Technischer Hürdenlauf
Je nach Studiendesign und gewünschtem Schwerpunkt variiert die Abhängigkeit der technischen Infrastruktur für Mobile Research. Für Marktforscher mag es verlockend sein, dass Befragungsteilnehmer immer ein Smartphone in der Tasche haben und „always on“ sind. Die Umsetzung gestaltet sich allerdings oft um einiges schwieriger als ursprünglich gedacht.
So sind für die Befragungen mit einem so schnellen Tool wie SMS ganz andere technische Rahmenbedingungen zu berücksichtigen als bei Messebefragungen, die auf Tablet PCs durchgeführt werden.
Wesentliches Unterscheidungsmerkmal bei mobilen Befragungen ist, ob die Befragung online oder offline durchgeführt werden soll (siehe Tabelle). Für beide Varianten gibt es unterschiedliche technische Umsetzungen und sie unterscheiden sich in ihren Möglichkeiten.
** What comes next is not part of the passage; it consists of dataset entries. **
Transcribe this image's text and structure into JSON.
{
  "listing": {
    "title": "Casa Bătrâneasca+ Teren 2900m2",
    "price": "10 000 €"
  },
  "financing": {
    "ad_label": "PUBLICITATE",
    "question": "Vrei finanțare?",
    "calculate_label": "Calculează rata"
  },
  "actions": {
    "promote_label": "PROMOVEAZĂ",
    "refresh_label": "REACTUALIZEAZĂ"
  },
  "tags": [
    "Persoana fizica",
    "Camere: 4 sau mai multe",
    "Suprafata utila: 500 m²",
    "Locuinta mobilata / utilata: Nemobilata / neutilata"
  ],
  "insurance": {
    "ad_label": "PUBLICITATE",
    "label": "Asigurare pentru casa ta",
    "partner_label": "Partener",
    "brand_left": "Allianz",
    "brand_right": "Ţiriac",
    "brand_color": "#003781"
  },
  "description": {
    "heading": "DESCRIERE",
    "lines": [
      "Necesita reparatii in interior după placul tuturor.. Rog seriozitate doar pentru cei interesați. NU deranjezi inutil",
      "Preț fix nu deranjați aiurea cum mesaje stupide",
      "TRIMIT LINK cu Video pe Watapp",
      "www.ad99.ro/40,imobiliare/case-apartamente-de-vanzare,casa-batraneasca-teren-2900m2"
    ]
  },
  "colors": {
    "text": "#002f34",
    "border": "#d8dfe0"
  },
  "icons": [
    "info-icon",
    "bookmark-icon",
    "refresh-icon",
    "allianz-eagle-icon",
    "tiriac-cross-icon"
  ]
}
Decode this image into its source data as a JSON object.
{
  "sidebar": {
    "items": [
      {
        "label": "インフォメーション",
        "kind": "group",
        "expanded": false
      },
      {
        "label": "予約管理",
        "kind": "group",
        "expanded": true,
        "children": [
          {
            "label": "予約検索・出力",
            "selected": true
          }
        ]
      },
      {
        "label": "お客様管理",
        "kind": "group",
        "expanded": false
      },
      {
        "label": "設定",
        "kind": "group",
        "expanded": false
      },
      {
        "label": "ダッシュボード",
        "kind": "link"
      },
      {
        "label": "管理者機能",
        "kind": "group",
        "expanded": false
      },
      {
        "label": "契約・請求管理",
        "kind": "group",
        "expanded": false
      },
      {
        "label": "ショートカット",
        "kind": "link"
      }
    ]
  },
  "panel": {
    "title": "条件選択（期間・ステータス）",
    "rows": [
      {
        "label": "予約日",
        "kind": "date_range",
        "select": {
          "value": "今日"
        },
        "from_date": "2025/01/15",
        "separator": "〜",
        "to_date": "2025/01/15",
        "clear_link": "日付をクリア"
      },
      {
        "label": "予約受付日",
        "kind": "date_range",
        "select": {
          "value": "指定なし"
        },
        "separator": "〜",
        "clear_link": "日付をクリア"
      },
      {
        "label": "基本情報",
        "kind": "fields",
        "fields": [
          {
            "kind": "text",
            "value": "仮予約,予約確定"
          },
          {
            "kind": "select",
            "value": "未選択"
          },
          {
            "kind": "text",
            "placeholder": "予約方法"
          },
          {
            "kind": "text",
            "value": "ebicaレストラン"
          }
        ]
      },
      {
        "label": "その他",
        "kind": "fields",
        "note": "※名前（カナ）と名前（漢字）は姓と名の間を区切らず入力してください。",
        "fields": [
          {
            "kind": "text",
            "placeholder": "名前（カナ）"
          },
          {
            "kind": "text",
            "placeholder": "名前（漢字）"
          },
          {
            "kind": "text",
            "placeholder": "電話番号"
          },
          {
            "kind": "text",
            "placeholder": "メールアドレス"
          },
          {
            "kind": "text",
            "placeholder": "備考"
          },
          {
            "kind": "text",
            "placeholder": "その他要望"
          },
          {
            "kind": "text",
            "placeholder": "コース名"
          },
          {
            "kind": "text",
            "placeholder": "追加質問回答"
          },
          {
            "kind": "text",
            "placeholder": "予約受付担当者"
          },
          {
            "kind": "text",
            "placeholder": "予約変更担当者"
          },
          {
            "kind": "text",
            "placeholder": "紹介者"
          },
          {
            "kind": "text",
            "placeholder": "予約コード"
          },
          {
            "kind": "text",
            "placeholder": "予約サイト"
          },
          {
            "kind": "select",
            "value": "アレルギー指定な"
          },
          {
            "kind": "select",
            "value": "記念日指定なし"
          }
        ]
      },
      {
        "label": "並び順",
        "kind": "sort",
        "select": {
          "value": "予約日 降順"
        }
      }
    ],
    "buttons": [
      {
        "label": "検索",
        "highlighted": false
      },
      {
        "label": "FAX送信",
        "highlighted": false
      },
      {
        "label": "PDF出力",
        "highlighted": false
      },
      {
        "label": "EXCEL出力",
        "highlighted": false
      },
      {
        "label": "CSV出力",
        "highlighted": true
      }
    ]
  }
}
Bei Befragungen online über mobile Geräte rufen die Teilnehmer direkt aus einer Einladungs-Mail oder SMS die Fragebögen im Browser des Mobilgeräts auf. Die unterschiedlichen Browser (Safari, Opera, Handy-spezifische Browser etc.) spielen eine wesentliche Rolle bei der Darstellung der Fragebögen und dem weiteren Funktionsumfang der Befragung. Dank Smartphones ist die Zeit der Minibrowser zwar voraussichtlich bald beendet, trotzdem müssen diese noch berücksichtigt werden. Soll die Befragung auf verschiedenen Geräten erfolgen, kann die Umsetzung kompliziert werden. Nicht jede Standardsoftware bietet die automatische Anpassung etwa auf verschiedene Displaygrößen als Funktionalität an.
Zu erwägen ist auch, dass Endgeräte möglicherweise nicht internetfähig sind, sei es dass sie technisch nicht konfiguriert sind oder kein entsprechender Tarif gebucht wurde.
Alle Befragungsteilnehmer mit diesen Voraussetzungen fallen somit im Vorfeld schon aus. Aber auch zusätzlich anfallende und unter Umständen nicht transparente Kosten für die Teilnehmer einer mobilen Online-Umfrage (Internettarif, Roaming) können sich auf die Response-Rate negativ auswirken oder zur Verärgerung der Probanden führen. Auch muss während der Befragung eine Internetverbindung gewährleistet sein: z.B. kann es bei einer Befragung im Fernverkehr bei schlechter Netzabdeckung durchaus zu Ausfällen kommen. Für im Browser ausgeführte Befragungen muss die eingeschränkte Verwendungsmöglichkeit der Sensoren berücksichtigt werden. Einsätze von Kamera, Video- und Audioaufnahmen sind darin nicht oder nur eingeschränkt möglich.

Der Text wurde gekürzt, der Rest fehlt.